Comunidades Mundo

Meio milhar de organizações contra projecto venezuelano de Lei de Cooperação Internacional

As organizações subscritoras lamentam esquecimento de questões como direitos humanos e ajuda humanitária.   Foto MARTIN BERNETTI/AFP
As organizações subscritoras lamentam esquecimento de questões como direitos humanos e ajuda humanitária.   Foto MARTIN BERNETTI/AFP

Meio milhar de organizações da sociedade civil e 250 pessoas emitiram um comunicado público a alertar sobre as "consequências devastadoras" para os venezuelanos da aprovação de um projeto de Lei de Cooperação Internacional (LCI) em debate no parlamento.

"Se for aprovado haverá consequências ainda mais devastadoras para os mais vulneráveis e para a sociedade civil venezuelana, fechando o acesso ao apoio da comunidade internacional à proteção, assistência e desenvolvimento da população em matéria económica, social, civil e humanitária", explica-se no documento.

Segundo o comunicado, em causa está um direito humano estabelecido em tratados internacionais assinados pela Venezuela.

"A complexa emergência humanitária que se instaurou na Venezuela em 2015 tem causado grandes estragos em todas as necessidades básicas da população, que também teve de lidar com os efeitos da pandemia [da covid-19].  Milhões de pessoas estão em insegurança alimentar no país e 6,1 milhões de venezuelanos tiveram de abandonar as suas casas [emigrar], segundo a Plataforma de Coordenação Interagências para os Refugiados e Migrantes da Venezuela", explicam.

Os subscritores acusam o regime de "reinterpretar a definição de cooperação internacional de acordo com os interesses ideológicos, políticos e económicos, deixando de fora conceitos essenciais como os direitos humanos e a ajuda humanitária".

"A intenção é controlar e punir qualquer pessoa ou organização que não se submeta à sua interpretação, o que inclui toda a sociedade civil nacional e organizações internacionais.
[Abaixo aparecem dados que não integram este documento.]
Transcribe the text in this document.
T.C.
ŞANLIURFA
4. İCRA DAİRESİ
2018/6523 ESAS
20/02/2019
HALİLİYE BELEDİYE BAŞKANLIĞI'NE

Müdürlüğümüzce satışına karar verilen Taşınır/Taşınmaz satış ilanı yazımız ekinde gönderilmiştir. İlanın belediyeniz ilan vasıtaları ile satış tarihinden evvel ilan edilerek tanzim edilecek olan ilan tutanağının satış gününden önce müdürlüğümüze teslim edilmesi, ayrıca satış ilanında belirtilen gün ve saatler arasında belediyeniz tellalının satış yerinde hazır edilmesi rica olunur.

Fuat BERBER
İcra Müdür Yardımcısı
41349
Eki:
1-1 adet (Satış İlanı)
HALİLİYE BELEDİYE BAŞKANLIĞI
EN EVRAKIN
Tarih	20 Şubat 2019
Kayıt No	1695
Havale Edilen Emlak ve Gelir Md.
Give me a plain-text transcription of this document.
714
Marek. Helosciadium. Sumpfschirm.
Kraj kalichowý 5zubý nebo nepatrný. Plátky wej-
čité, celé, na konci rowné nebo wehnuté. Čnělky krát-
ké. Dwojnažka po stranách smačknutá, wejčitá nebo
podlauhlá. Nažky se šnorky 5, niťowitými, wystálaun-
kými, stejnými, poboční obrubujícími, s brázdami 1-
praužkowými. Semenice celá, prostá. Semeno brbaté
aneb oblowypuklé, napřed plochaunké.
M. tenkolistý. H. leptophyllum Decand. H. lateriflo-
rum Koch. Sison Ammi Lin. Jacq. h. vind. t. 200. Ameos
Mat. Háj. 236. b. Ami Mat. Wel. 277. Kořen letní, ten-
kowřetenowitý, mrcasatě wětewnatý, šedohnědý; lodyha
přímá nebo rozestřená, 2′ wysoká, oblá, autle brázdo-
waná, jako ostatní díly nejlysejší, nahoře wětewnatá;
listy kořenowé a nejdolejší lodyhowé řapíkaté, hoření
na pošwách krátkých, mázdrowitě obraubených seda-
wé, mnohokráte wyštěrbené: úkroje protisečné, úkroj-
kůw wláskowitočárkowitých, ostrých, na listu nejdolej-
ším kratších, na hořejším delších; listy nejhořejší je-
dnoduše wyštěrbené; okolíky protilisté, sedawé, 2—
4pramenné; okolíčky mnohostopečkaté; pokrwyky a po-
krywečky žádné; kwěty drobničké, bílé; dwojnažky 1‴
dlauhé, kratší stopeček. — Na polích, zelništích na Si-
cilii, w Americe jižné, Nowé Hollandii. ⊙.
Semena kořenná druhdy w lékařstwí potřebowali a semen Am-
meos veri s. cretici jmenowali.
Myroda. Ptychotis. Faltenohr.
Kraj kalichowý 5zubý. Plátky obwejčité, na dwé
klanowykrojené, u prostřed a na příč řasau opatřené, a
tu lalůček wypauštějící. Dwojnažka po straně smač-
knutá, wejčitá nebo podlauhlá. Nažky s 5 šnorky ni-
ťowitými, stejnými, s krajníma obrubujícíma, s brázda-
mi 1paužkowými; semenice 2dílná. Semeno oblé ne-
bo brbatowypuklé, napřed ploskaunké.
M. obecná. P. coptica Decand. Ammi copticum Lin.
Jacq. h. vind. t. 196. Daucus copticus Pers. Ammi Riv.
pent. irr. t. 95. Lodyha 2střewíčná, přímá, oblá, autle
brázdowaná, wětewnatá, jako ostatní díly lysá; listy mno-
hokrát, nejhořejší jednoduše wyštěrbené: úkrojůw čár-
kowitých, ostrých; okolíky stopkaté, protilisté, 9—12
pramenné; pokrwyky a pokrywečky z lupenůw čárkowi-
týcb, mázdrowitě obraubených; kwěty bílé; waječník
Isto inclui a possibilidade de deixar sem efeito as obrigações e compromissos do Estado em acordos com organizações de cooperação internacional caso não se adequem à finalidade do projeto de lei", sustentam.

No documento aponta-se ainda que tendo o Estado venezuelano "normas e instrumentos legais suficientes para agir em matéria de cooperação internacional", este projeto procura "transferir a sua exclusividade para o Governo" e que "só ele poderá receber, transferir e trocar recursos humanos, bens, serviços, financiamento e tecnologia dos organismos cooperantes, e dispor deles segundo prioridades e critérios discricionários".

"Estabelece-se um novo sistema de autorização estatal, chamado de sistema integrado de registo obrigatório, adicional aos registos civis e fiscais que as associações cumprem (...), o Governo reverte a habilitação das associações", explica-se no documento, precisando que a lei afeta também os sindicatos, instituições académias e associações de direito privado.

No documento alerta-se que estão a ser "violadas todas as garantias de proteção dos direitos" e criado um novo sistema sancionatório, com poder para proibir, suspender, restringir ou eliminar qualquer associação que, a critério discricional o Executivo considere que promove ou participa em atividades contrárias aos interesses do Governo".

Adicionalmente, está a obrigatoriedade de "fornecer informações às autoridades públicas ou a qualquer outra pessoa sobre a sua constituição, estatutos, atividades, bem como a origem, administração e destino dos recursos da cooperação, com especificação detalhada das suas fontes de financiamento, ficando sujeitas a possíveis auditorias por parte das autoridades".

"Este projeto viola as normas de cooperação internacional e os direitos da sociedade civil ao exercício das liberdades de associação, reunião pacífica, expressão, direito de defesa dos direitos humanos e a iniciativa de prestar assistência humanitária, dando um passo definitivo no sentido do encerramento das fontes de cooperação para o desenvolvimento e assistência humanitária, como continuação de uma política de restrições arbitrárias, de criminalização e perseguição contra organizações da sociedade civil, ignorando as recomendações de organismos de proteção internacional", explica-se no documento.

Um grupo de deputados da Assembleia Nacional (onde o 'chavismo' detém a maioria) anunciou recentemente que a Comissão de Política Exterior, Soberania e Integração daquele organismo tinha iniciado os debates sobre a Lei de Cooperação Internacional.

O conteúdo do projeto-lei ainda não foi divulgado oficialmente, mas as organizações não-governamentais dizem estar a circular vários esboços atualizados do seu conteúdo.

Em 2006, 2010, 2015 e 2016, deputados afetos ao 'chavismo' tentaram, sem sucesso, avançar com este projeto-lei.